Nicht die darin enthaltenen Kalorien, wie das einige meiner Freundinnen zu untersuchen pflegten, sondern die Cents waren es, nach denen ich Essbares beurteilte. Die Produkte sollten möglichst ursprünglich und unbehandelt sein. Qualität, lernt man als Arbeitsloser, lässt sich aufrecht erhalten. Anstatt Geld kommt es darauf an, Arbeit, Sorgfalt, Phantasie und Geduld auf den Teller zu bringen.

Einfach einmal, so wie gewohnt, an einem Straßen-Bratrost eine Bratwurst zu nehmen, ging nicht.
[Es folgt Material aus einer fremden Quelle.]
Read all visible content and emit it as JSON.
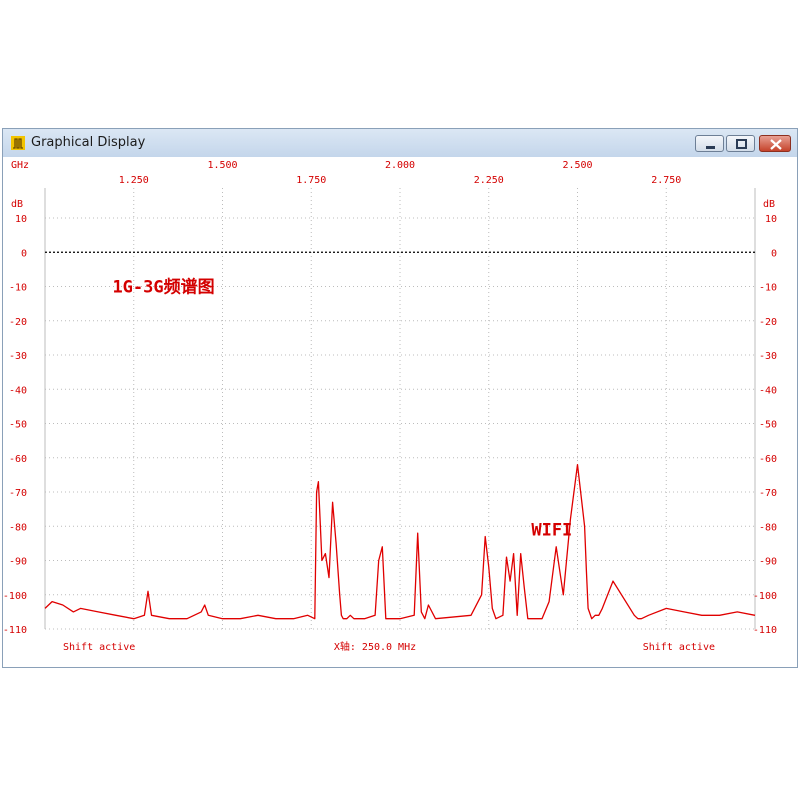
{
  "window": {
    "title": "Graphical Display",
    "icon": "app-spectrum-icon",
    "controls": [
      "minimize-icon",
      "maximize-icon",
      "close-icon"
    ]
  },
  "status": {
    "left": "Shift active",
    "center": "X轴: 250.0 MHz",
    "right": "Shift active"
  },
  "annotations": [
    {
      "text": "1G-3G频谱图",
      "x": 1.19,
      "y": -10
    },
    {
      "text": "WIFI",
      "x": 2.37,
      "y": -81
    }
  ],
  "colors": {
    "trace": "#e00000",
    "axis_text": "#d40000",
    "grid": "#bcbcbc",
    "reference": "#000000"
  },
  "chart_data": {
    "type": "line",
    "title": "1G-3G频谱图",
    "x_unit": "GHz",
    "y_unit": "dB",
    "xlim": [
      1.0,
      3.0
    ],
    "ylim": [
      -110,
      10
    ],
    "x_ticks_top": [
      1.5,
      2.0,
      2.5
    ],
    "x_ticks_bottom": [
      1.25,
      1.75,
      2.25,
      2.75
    ],
    "x_tick_labels_top": [
      "1.500",
      "2.000",
      "2.500"
    ],
    "x_tick_labels_bottom": [
      "1.250",
      "1.750",
      "2.250",
      "2.750"
    ],
    "y_ticks": [
      10,
      0,
      -10,
      -20,
      -30,
      -40,
      -50,
      -60,
      -70,
      -80,
      -90,
      -100,
      -110
    ],
    "y_tick_labels": [
      "10",
      "0",
      "-10",
      "-20",
      "-30",
      "-40",
      "-50",
      "-60",
      "-70",
      "-80",
      "-90",
      "-100",
      "-110"
    ],
    "reference_level": 0,
    "grid": true,
    "series": [
      {
        "color": "#e00000",
        "x": [
          1.0,
          1.02,
          1.05,
          1.08,
          1.1,
          1.15,
          1.2,
          1.25,
          1.28,
          1.29,
          1.3,
          1.35,
          1.4,
          1.44,
          1.45,
          1.46,
          1.5,
          1.55,
          1.6,
          1.65,
          1.7,
          1.74,
          1.76,
          1.765,
          1.77,
          1.78,
          1.79,
          1.8,
          1.81,
          1.82,
          1.83,
          1.835,
          1.84,
          1.85,
          1.86,
          1.87,
          1.9,
          1.93,
          1.94,
          1.95,
          1.96,
          2.0,
          2.04,
          2.05,
          2.06,
          2.07,
          2.08,
          2.1,
          2.2,
          2.23,
          2.24,
          2.25,
          2.26,
          2.27,
          2.29,
          2.3,
          2.31,
          2.32,
          2.33,
          2.34,
          2.35,
          2.36,
          2.38,
          2.4,
          2.42,
          2.44,
          2.46,
          2.48,
          2.5,
          2.52,
          2.525,
          2.53,
          2.54,
          2.55,
          2.56,
          2.57,
          2.6,
          2.66,
          2.67,
          2.68,
          2.7,
          2.75,
          2.8,
          2.85,
          2.9,
          2.95,
          3.0
        ],
        "y": [
          -104,
          -102,
          -103,
          -105,
          -104,
          -105,
          -106,
          -107,
          -106,
          -99,
          -106,
          -107,
          -107,
          -105,
          -103,
          -106,
          -107,
          -107,
          -106,
          -107,
          -107,
          -106,
          -107,
          -70,
          -67,
          -90,
          -88,
          -95,
          -73,
          -85,
          -100,
          -106,
          -107,
          -107,
          -106,
          -107,
          -107,
          -106,
          -90,
          -86,
          -107,
          -107,
          -106,
          -82,
          -105,
          -107,
          -103,
          -107,
          -106,
          -100,
          -83,
          -92,
          -104,
          -107,
          -106,
          -89,
          -96,
          -88,
          -106,
          -88,
          -98,
          -107,
          -107,
          -107,
          -102,
          -86,
          -100,
          -78,
          -62,
          -80,
          -93,
          -104,
          -107,
          -106,
          -106,
          -104,
          -96,
          -106,
          -107,
          -107,
          -106,
          -104,
          -105,
          -106,
          -106,
          -105,
          -106
        ]
      }
    ]
  }
}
Eine fertig gebratene Bratwurst, das waren 180 Gramm Fleisch für zwei Euro fünfzig, rechnet man das Brötchen ab, so waren das ca. 12 Euro pro Kilo Bratwurst. Für weniger als fünf Euro gab es schon gemischtes Hackfleisch, mit Preissenkung wegen kurzer Haltbarkeit sogar unter vier Euro. Eine Bratwurst am Stand war daher eine Ausgabe in einem Rahmen, wie sie früher als „Essen gehen“ gelaufenwäre.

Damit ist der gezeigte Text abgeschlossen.